O peso da habitação no orçamento das famílias: entre a necessidade e a sobrecarga

A compra de casa, apesar de ser vista por muitos como um investimento a longo prazo, tornou-se progressivamente inacessível, especialmente para as famílias com menores rendimentos

A habitação é, por natureza, um bem essencial e uma das principais despesas do orçamento das famílias. Nos últimos anos, o custo associado ao acesso a uma casa, seja por via do arrendamento ou da compra, tem vindo a atingir proporções alarmantes, comprometendo a sustentabilidade financeira de milhares de agregados familiares.

O aumento generalizado dos preços das casas e das rendas, impulsionado por diversos fatores como a escassez de oferta, a pressão do turismo, a especulação imobiliária e a subida das taxas de juro, tem obrigado as famílias a afetar uma fatia cada vez maior do seu rendimento mensal à habitação. Em muitos casos, essa despesa ultrapassa o valor da taxa de esforço recomendado de 35% do rendimento disponível, colocando em causa a capacidade de resposta a outras necessidades básicas como a alimentação, a saúde, a educação e a poupança.

A compra de casa, apesar de ser vista por muitos como um investimento a longo prazo, tornou-se progressivamente inacessível, especialmente para as famílias com menores rendimentos. A subida das taxas de juro agravou substancialmente o valor das prestações do crédito à habitação, levando muitos consumidores a recorrer às poupanças acumuladas ou a renegociar os seus contratos. Ainda assim, o risco de incumprimento aumentou e a capacidade de mitigar os efeitos do aumento das prestações ficou seriamente comprometida.
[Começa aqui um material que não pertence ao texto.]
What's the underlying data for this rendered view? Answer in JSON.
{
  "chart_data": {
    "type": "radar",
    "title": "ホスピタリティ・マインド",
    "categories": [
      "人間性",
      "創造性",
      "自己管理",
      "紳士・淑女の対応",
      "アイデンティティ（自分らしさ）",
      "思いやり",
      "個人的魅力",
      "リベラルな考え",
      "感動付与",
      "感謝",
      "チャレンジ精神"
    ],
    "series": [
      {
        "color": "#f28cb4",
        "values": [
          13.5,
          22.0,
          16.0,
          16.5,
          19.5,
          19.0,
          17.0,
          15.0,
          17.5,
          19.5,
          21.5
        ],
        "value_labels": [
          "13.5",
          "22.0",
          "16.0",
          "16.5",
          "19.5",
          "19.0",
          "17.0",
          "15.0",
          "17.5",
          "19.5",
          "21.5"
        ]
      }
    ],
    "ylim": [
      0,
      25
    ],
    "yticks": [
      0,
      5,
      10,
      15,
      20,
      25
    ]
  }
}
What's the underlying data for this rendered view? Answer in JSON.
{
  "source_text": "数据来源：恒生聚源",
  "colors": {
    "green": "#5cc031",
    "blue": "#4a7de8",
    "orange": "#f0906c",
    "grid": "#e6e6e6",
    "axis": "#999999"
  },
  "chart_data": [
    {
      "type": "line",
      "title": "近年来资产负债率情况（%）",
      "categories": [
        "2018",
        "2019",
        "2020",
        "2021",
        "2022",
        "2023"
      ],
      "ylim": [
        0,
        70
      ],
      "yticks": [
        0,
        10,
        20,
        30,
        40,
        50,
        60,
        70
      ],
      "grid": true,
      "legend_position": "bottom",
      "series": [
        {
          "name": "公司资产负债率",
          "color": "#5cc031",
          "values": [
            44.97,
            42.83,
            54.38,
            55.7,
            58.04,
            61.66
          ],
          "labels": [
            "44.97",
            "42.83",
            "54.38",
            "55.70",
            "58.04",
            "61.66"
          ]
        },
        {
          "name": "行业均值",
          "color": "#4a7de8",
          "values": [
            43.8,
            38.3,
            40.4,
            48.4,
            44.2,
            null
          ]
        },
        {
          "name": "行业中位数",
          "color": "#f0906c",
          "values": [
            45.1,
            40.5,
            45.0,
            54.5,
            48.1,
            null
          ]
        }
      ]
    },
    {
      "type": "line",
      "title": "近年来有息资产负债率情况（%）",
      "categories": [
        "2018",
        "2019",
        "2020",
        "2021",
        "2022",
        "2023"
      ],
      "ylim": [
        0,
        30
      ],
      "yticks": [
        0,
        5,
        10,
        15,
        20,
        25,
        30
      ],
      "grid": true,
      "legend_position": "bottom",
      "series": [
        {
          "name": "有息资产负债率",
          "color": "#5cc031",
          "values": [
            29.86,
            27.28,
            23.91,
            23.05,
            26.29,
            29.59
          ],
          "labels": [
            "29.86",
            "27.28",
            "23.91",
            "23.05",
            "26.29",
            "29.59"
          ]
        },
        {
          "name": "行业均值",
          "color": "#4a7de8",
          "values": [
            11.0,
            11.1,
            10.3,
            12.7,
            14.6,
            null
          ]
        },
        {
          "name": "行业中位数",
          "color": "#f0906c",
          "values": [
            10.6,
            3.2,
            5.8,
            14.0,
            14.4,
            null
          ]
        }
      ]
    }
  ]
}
Algumas das medidas atualmente em vigor, como a isenção de IMT, de Imposto de Selo e de emolumentos para os jovens, têm sido bem acolhidas, como demonstram os dados divulgados pelo Banco de Portugal. Estas isenções permitem poupar alguns milhares de euros. No entanto, continuam a não resolver a questão de fundo: o acesso ao crédito exige rendimentos compatíveis com o valor do empréstimo e capacidade para suportar mensalmente esse encargo.

Outra medida adotada prevê que o Estado possa conceder uma garantia pessoal a instituições de crédito com vista à viabilização de concessão de crédito à habitação própria e permanente, para jovens até aos 35 anos. Permite a concessão de empréstimos até 100% do valor da compra, o que é uma resposta interessante, mas não isenta de riscos. Ao permitir o financiamento da totalidade do imóvel, pode aliviar o esforço inicial com a entrada, mas exige um acompanhamento rigoroso para garantir que não coloca os consumidores em situação de maior vulnerabilidade futura, nomeadamente em contextos de instabilidade financeira.

No mercado de arrendamento a situação é igualmente preocupante. A escalada dos preços nas principais zonas urbanas está a empurrar muitas famílias para soluções habitacionais precárias, frequentemente distantes dos seus locais de trabalho, das escolas e das redes de apoio, afetando negativamente a qualidade de vida, a mobilidade e a coesão social. Apesar da existência de apoios como o Programa Porta 65 Jovem ou o apoio extraordinário à renda, persistem críticas quanto à eficácia e à morosidade na atribuição por parte das entidades responsáveis.

A DECO tem acompanhado com especial atenção esta realidade, recebendo diariamente testemunhos de consumidores em situação de vulnerabilidade habitacional. Ao longo dos últimos anos, a Associação tem alertado para o impacto que os encargos com a habitação estão a ter no equilíbrio financeiro das famílias, exigindo medidas eficazes que promovam o acesso a uma habitação digna e compatível com os rendimentos reais da população.

Perante este cenário, torna-se urgente repensar as políticas de habitação e reforçar os apoios públicos, com medidas que promovam o acesso a soluções habitacionais adequadas, sustentáveis e compatíveis com os rendimentos reais das famílias.

Só com uma abordagem integrada, participada e centrada nas necessidades reais da população será possível aliviar o peso da habitação nos orçamentos familiares e garantir, de forma efetiva, o direito a uma habitação condigna.